Хорошенькие девушки последнее время почему-то были у нее идефикс, на улице она зорко высматривала их в толпе и дергала Всеволода за руку: «Только взгляни, какая фигурка! Японская статуэтка, прелесть!» Пли: «Видишь? Вон, левей, левей! Ах, какая совершенная красота, бог мои! Просто — с полотна, лицо точеное, кожа…»
Раз, полушутя, Всеволод спросил жену, неужели ей приятно когда он пялится на посторонних красоток. Инга возмущенно на него посмотрела, пожала худыми плечами и своим четким голосом произнесла:
— Мне всегда приятно то, что приятно тебе.
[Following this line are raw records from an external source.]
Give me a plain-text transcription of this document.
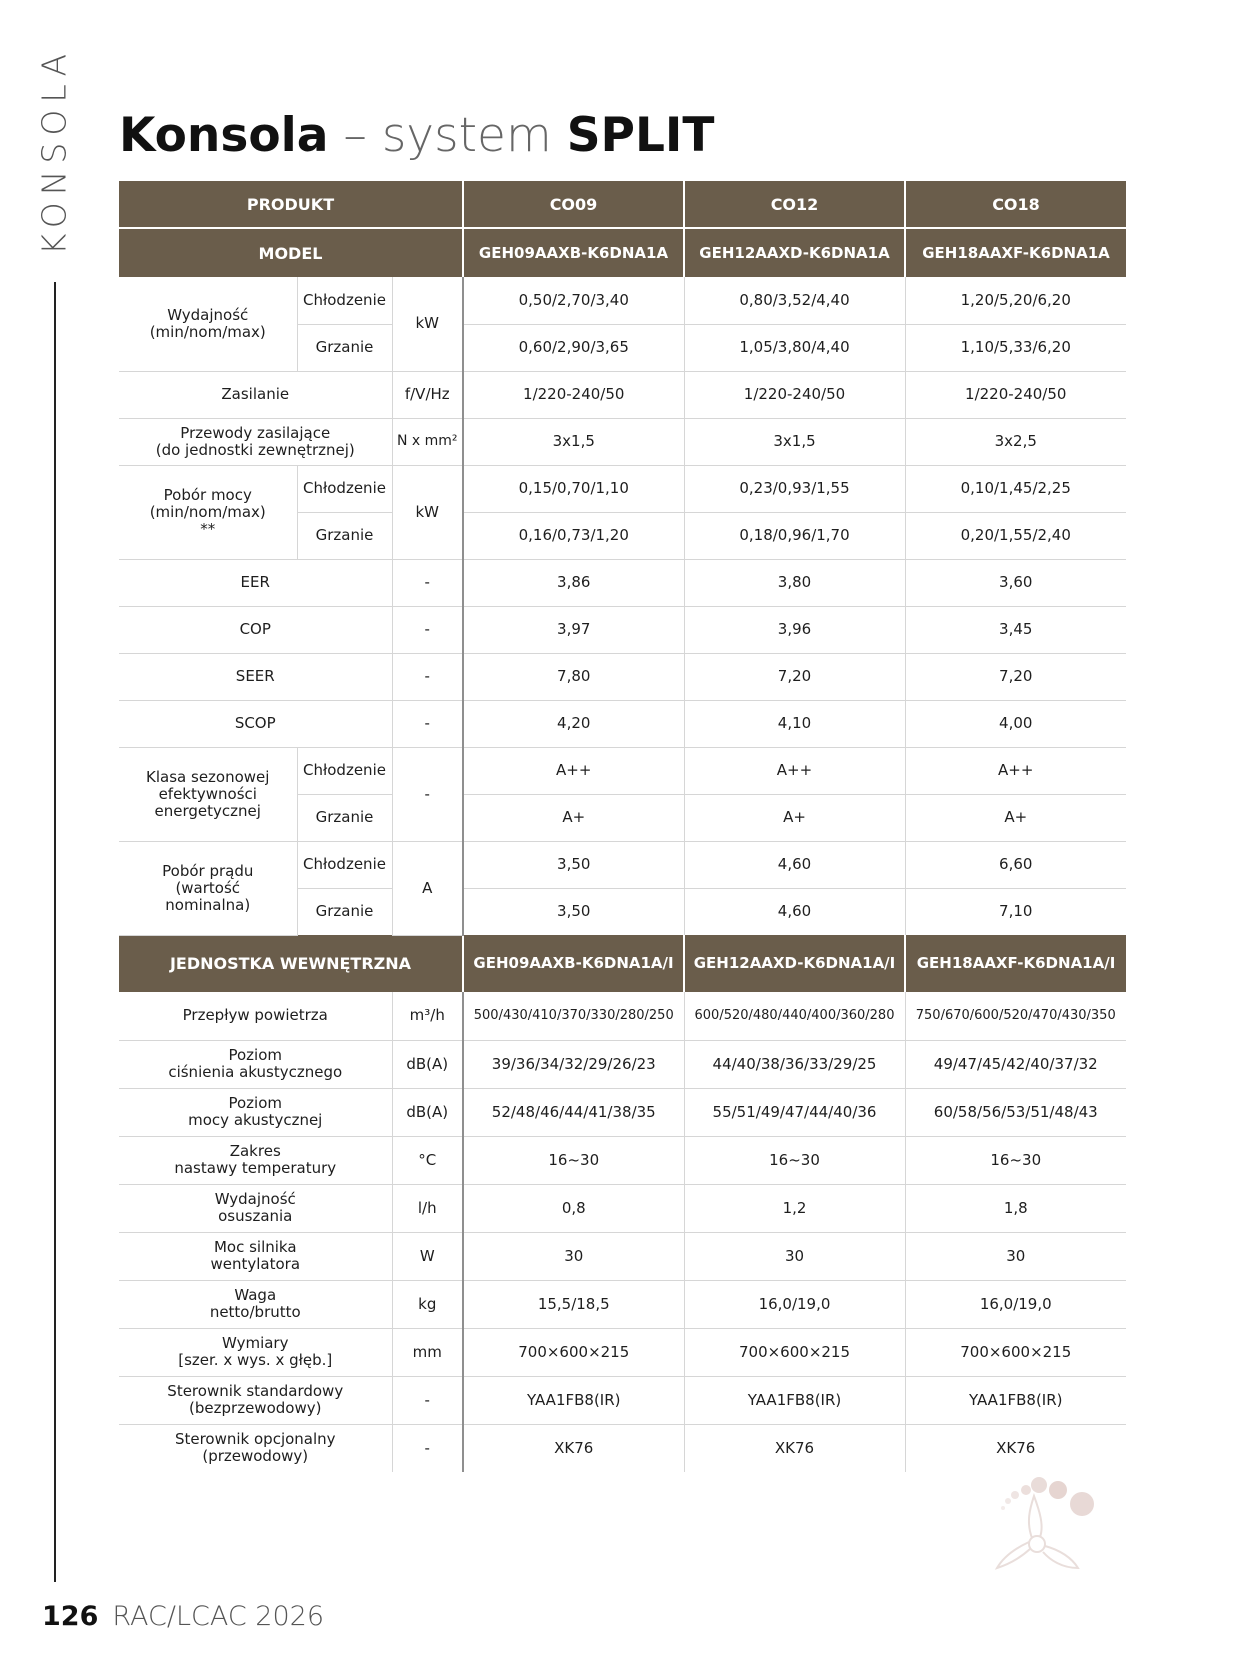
KONSOLA Konsola – system SPLIT
PRODUKT			CO09	CO12	CO18
MODEL			GEH09AAXB-K6DNA1A	GEH12AAXD-K6DNA1A	GEH18AAXF-K6DNA1A
Wydajność
(min/nom/max)	Chłodzenie	kW	0,50/2,70/3,40	0,80/3,52/4,40	1,20/5,20/6,20
	Grzanie		0,60/2,90/3,65	1,05/3,80/4,40	1,10/5,33/6,20
Zasilanie		f/V/Hz	1/220-240/50	1/220-240/50	1/220-240/50
Przewody zasilające
(do jednostki zewnętrznej)		N x mm²	3x1,5	3x1,5	3x2,5
Pobór mocy
(min/nom/max)
**	Chłodzenie	kW	0,15/0,70/1,10	0,23/0,93/1,55	0,10/1,45/2,25
	Grzanie		0,16/0,73/1,20	0,18/0,96/1,70	0,20/1,55/2,40
EER		-	3,86	3,80	3,60
COP		-	3,97	3,96	3,45
SEER		-	7,80	7,20	7,20
SCOP		-	4,20	4,10	4,00
Klasa sezonowej
efektywności
energetycznej	Chłodzenie	-	A++	A++	A++
	Grzanie		A+	A+	A+
Pobór prądu
(wartość
nominalna)	Chłodzenie	A	3,50	4,60	6,60
	Grzanie		3,50	4,60	7,10
JEDNOSTKA WEWNĘTRZNA			GEH09AAXB-K6DNA1A/I	GEH12AAXD-K6DNA1A/I	GEH18AAXF-K6DNA1A/I
Przepływ powietrza		m³/h	500/430/410/370/330/280/250	600/520/480/440/400/360/280	750/670/600/520/470/430/350
Poziom
ciśnienia akustycznego		dB(A)	39/36/34/32/29/26/23	44/40/38/36/33/29/25	49/47/45/42/40/37/32
Poziom
mocy akustycznej		dB(A)	52/48/46/44/41/38/35	55/51/49/47/44/40/36	60/58/56/53/51/48/43
Zakres
nastawy temperatury		°C	16~30	16~30	16~30
Wydajność
osuszania		l/h	0,8	1,2	1,8
Moc silnika
wentylatora		W	30	30	30
Waga
netto/brutto		kg	15,5/18,5	16,0/19,0	16,0/19,0
Wymiary
[szer. x wys. x głęb.]		mm	700×600×215	700×600×215	700×600×215
Sterownik standardowy
(bezprzewodowy)		-	YAA1FB8(IR)	YAA1FB8(IR)	YAA1FB8(IR)
Sterownik opcjonalny
(przewodowy)		-	XK76	XK76	XK76
126 RAC/LCAC 2026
А красота не может не доставлять удовольствия, будь то природа, архитектура или человеческое, женское лицо. Ты нормальный, здоровый мужчина, имеющий нормальные эстетические потребности, и было бы противоестественно..
С некоторых пор все эти благородные речи стали вызывать у Дорофеева внутреннее… неудобство, что ли. Глазеть на девиц, которых настойчиво показывала Инга, ему совсем не хотелось, хотя когда он бывал без нее, то, конечно, замечал красивых женщин — не слепой. Однако, почувствовав к какой-нибудь из них не вполне эстетический интерес, тотчас называл себя предателем — Дома ждет любимая жена, а он, скотина, таращит глаза на посторонних баб!
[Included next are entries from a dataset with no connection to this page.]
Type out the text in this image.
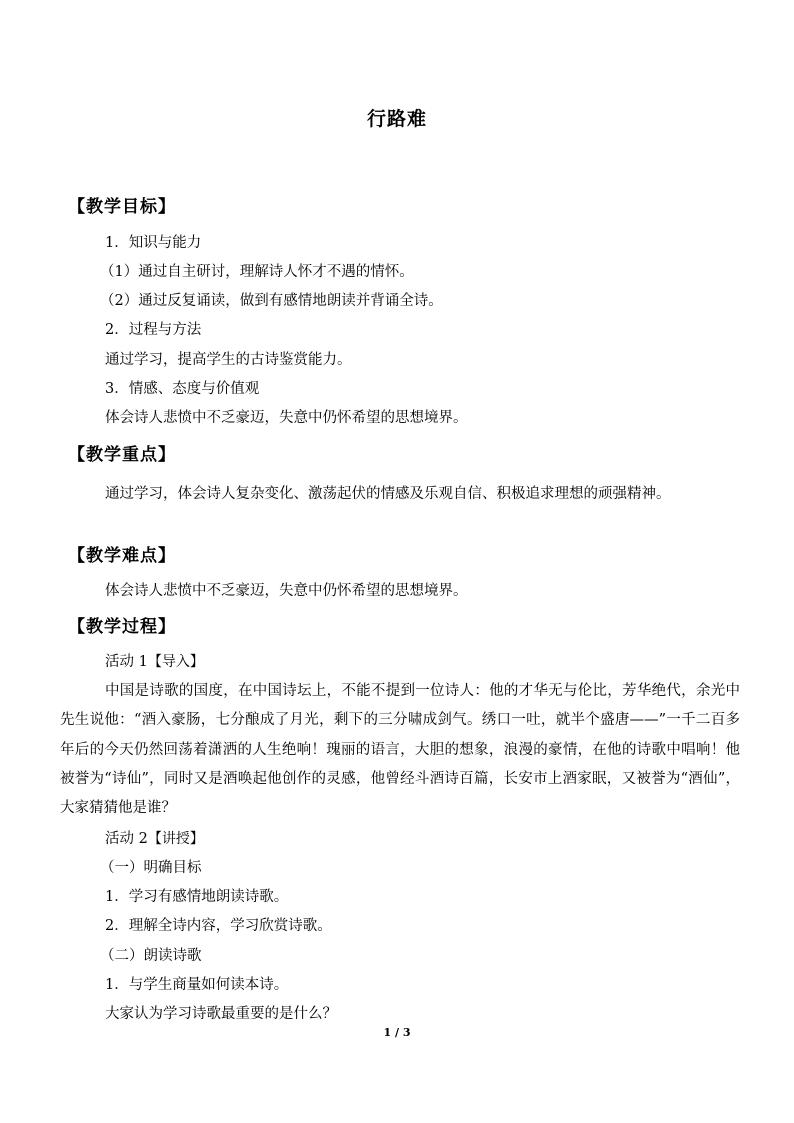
行路难
【教学目标】
1．知识与能力
（1）通过自主研讨，理解诗人怀才不遇的情怀。
（2）通过反复诵读，做到有感情地朗读并背诵全诗。
2．过程与方法
通过学习，提高学生的古诗鉴赏能力。
3．情感、态度与价值观
体会诗人悲愤中不乏豪迈，失意中仍怀希望的思想境界。
【教学重点】
通过学习，体会诗人复杂变化、激荡起伏的情感及乐观自信、积极追求理想的顽强精神。
【教学难点】
体会诗人悲愤中不乏豪迈，失意中仍怀希望的思想境界。
【教学过程】
活动 1【导入】
中国是诗歌的国度，在中国诗坛上，不能不提到一位诗人：他的才华无与伦比，芳华绝代，余光中先生说他：“酒入豪肠，七分酿成了月光，剩下的三分啸成剑气。绣口一吐，就半个盛唐——”一千二百多年后的今天仍然回荡着潇洒的人生绝响！瑰丽的语言，大胆的想象，浪漫的豪情，在他的诗歌中唱响！他被誉为“诗仙”，同时又是酒唤起他创作的灵感，他曾经斗酒诗百篇，长安市上酒家眠，又被誉为“酒仙”，大家猜猜他是谁？
活动 2【讲授】
（一）明确目标
1．学习有感情地朗读诗歌。
2．理解全诗内容，学习欣赏诗歌。
（二）朗读诗歌
1．与学生商量如何读本诗。
大家认为学习诗歌最重要的是什么？
1 / 3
В том, что Инга любимая жена, сомнении не было. А как еще? Не по расчету же он на ней женился? После той, первой их ночи, когда он вроде бы и себя не помнил, она много раз еще заводила разговоры о том, что Всеволод совершенно свободен, а за неделю до регистрации брака в загсе передала ему на лекции письмо. «Теперь, родной мой, я верю: я тебе нужна, как никто, — говорилось в письме, которое потрясенный Дорофеев запомнил почти наизусть, — больше того, знаю: без меня ты был бы несчастлив, потому что мы абсолютно во всем подходим друг другу, мы — две половинки. И все-таки, Сева, милый, подумай еще раз, так ли необходим тебе брак? Во-первых, это же пустая формальность, но она связывает, налагает обязательства, а во-вторых, мне лично, кроме любви твоей, ничего не надо! За месяц, что мы вместе, я пережила такое, о чем даже не подозревала, что оно существует, и во всяком случае не надеялась, что судьба подарит это мне! Это — сказка, и того, что я уже пережила, мне хватит на всю жизнь. Я стала другим человеком, Сева, и люди кругом — тоже другие, лучше, добрее, благороднее. И солнышко светит так ласково, и все прохожие желают мне счастья. А я и без того безумно, безумно счастлива, что твоя. Когда днем, где-нибудь на лекции или в трамвае, я вдруг вспомню твои руки, тебя всего, я вздрагиваю, а в лицо бросается кровь. И я понимаю» без тебя я бы уже не смогла, я бы умерла. А ради тебя, твоего счастья, отдала бы жизнь, не колеблясь! Я никогда ни к кому не стану тебя ревновать, любимый. Просто буду смотреть на других, пускай самых красивых женщин, и знать — ты мой. И этого будет достаточно.